To this day, people in Boston's front office insist the Pedro fiasco alone did not cost Little his job. The modern manager has a variety of tools available -- from computer printouts to video to advance scouting reports -- and the Red Sox felt Little was too prone to trust his gut rather than rely on the data at his disposal. There was some grousing about questionable game strategy and dubious bullpen management as well. "Too reactive, rather than proactive," was the common refrain on Little's performance.

But the beat writers who trooped into Little's office each day at Fenway Park and listened to him explain his lineup combinations and in-game decisions came to regard him as more than competent. And if the Red Sox thought Little was such a disaster, would they have hired a successor, Terry Francona, with such a similar approach to clubhouse management?

"I'll combine the use of any numbers we gather up with my gut instinct," Little said. "But if that's a label that's put on me, I can't see it's going to change tremendously.
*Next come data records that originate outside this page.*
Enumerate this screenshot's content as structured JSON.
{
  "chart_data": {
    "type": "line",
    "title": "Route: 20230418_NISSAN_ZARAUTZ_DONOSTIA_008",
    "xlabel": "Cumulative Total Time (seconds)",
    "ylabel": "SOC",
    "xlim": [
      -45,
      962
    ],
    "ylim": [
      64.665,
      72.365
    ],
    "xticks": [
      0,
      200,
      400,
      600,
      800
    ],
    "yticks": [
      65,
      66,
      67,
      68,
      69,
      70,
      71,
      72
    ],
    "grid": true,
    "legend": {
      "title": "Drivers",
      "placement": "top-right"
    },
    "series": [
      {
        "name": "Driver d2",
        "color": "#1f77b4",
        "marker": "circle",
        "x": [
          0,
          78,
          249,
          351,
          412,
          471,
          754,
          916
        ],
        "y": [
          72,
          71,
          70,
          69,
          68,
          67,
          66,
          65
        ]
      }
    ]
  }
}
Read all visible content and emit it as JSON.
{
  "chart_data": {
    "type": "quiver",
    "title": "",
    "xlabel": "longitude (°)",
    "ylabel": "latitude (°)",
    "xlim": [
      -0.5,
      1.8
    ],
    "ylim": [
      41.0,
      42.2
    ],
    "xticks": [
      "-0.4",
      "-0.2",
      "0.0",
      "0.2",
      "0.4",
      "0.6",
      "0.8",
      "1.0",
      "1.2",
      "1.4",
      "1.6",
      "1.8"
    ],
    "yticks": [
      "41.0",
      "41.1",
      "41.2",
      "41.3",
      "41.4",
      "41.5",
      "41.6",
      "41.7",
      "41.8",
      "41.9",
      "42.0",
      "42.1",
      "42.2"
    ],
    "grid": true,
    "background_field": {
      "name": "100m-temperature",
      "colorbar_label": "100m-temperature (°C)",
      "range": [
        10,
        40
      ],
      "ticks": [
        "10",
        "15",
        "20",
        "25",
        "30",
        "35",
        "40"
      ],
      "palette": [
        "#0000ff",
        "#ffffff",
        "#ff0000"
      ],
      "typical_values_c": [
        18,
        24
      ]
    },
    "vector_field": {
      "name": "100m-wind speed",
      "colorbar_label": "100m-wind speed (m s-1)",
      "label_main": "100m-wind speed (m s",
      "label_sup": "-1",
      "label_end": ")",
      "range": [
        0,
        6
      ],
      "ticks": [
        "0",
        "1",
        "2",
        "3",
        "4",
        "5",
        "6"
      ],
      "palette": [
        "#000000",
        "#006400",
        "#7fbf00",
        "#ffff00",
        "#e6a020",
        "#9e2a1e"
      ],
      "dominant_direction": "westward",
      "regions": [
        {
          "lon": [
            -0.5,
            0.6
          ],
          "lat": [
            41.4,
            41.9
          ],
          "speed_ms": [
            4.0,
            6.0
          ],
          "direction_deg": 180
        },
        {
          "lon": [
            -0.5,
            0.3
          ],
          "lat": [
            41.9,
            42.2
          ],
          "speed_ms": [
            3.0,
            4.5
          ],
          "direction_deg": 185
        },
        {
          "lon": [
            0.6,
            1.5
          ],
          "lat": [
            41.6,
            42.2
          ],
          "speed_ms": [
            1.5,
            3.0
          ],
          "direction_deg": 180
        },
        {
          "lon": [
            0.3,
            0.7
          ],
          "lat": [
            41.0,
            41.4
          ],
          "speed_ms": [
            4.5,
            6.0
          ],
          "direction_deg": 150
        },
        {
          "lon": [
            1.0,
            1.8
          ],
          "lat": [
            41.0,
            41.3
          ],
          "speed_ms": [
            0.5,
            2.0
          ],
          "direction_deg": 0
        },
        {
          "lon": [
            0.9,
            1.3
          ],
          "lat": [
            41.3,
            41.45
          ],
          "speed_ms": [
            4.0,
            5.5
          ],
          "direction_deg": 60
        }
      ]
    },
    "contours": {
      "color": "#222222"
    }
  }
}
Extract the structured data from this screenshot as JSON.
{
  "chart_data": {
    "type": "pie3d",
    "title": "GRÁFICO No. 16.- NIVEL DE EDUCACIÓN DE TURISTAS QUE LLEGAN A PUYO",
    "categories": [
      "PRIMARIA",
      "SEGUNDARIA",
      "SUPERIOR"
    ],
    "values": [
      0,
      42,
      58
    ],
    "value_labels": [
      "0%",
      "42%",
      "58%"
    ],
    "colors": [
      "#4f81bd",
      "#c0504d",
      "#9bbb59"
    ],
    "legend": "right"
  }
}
Whatever we did enabled a ball club in Boston to reach the seventh game of the ACLS. A lot of teams would like to be in that position."

To this day, Little remains a punching bag in Boston -- more vilified than the common pothole. His tenure in Los Angeles will either substantiate the rantings of chat-board Grady bashers or provide comfort to old-school types. For what it's worth, Bobby Cox hasn't done too badly as a "ball guy" with a knack for cultivating a positive clubhouse environment.

"People think Grady is a good ol' country boy because of that southern drawl, but his mind is a steel-trap mind," said Rich Donnelly, the Dodgers' new third base coach. "He might talk real slow, but he listens fast."

That sound you hear is the Dodgers calling and Grady Little saying, "thank you" for the opportunity. Maybe he never felt a need for redemption. It's here, regardless.